Today, there are undoubtedly those who would still react just as negatively to O’Connor’s stunt. Keane said that the church does not teach that popes are above reproof and that many people would criticize John Paul II today, “but at the same time, the unofficial line is how dare you say that about a saint.” Bill Donohue of the Catholic League led the public charge against O’Connor back in 1992; on Wednesday, he put out a statement trashing O’Connor as violent, stupid, and “certifiably crazy.”

Still, it’s not at all taboo for Catholics today to voice their love for O’Connor. Moore, at Fordham, self-identifies as a major O’Connor fan, and she argues that the popular narrative—of Sinéad O’Connor versus the Catholic Church—is all wrong.

To understand Sinéad O’Connor, Moore said in a phone interview, you cannot divorce her from Catholicism. Sure, O’Connor would go on to renounce her religious background, in various ways.

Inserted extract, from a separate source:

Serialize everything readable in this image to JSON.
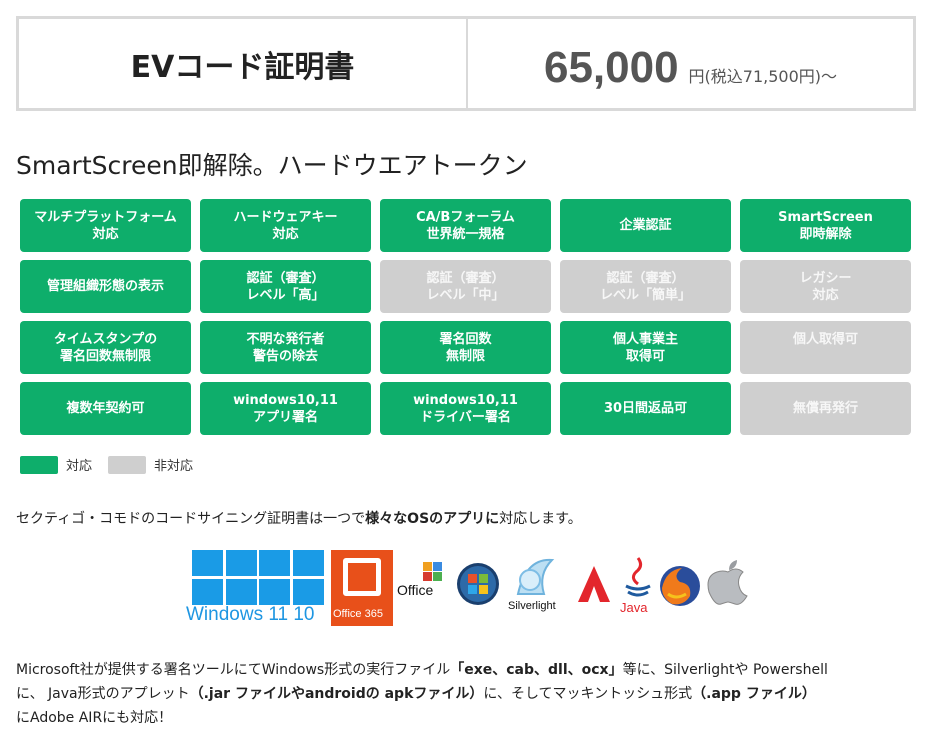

She had herself ordained as a priest by an independent Catholic group not recognized by the church. She asked three different popes to excommunicate her. She converted to Islam. But her Catholic religious background undeniably formed her.

When she was a teenager in Ireland, O’Connor lived for a stint in a Magdalene laundry, severe and often abusive homes for “fallen women” in Ireland that were run by the church. An American audience wouldn’t have known about these homes, and the Irish didn’t discuss them. O’Connor later explained that the photo she tore up had hung in her abusive mother’s house throughout her childhood and that she associated it with child abuse.

So she had real reason to associate the church with personal pain. But according to Moore, her relationship with the church—or at least the faith it promulgated—was complex. “Yes, she ripped up the picture of the pope,” she said. “But she is totally incomprehensible outside of Catholicism.” Moore noted that O’Connor’s eighth album was named Theology, based on her reinterpretation of psalms. “It’s not lightweight,” she said. “She was a spiritual seeker in the deepest sense of the word.”

O’Connor once remarked that she grew up in a “theocracy,” in reference to Catholic Ireland. And this made sense for someone who chafed at spiritual limitations.

“There’s a long line of artists who feel a deep connection to something holy or sacred or transcendent,” Moore said. “And often the institutions that embody the sacred can be inadequate to those seekers.”

Moore, a theologian at a Catholic university, appreciates O’Connor’s rebelliousness, and the legacy it created. “Many of us, including practicing Catholics, feel that way when it comes to sex abuse crisis and the silence of the hierarchy,” she said. “And we look back at her actions. And it’s like, ‘Oh my gosh, that’s so brave.’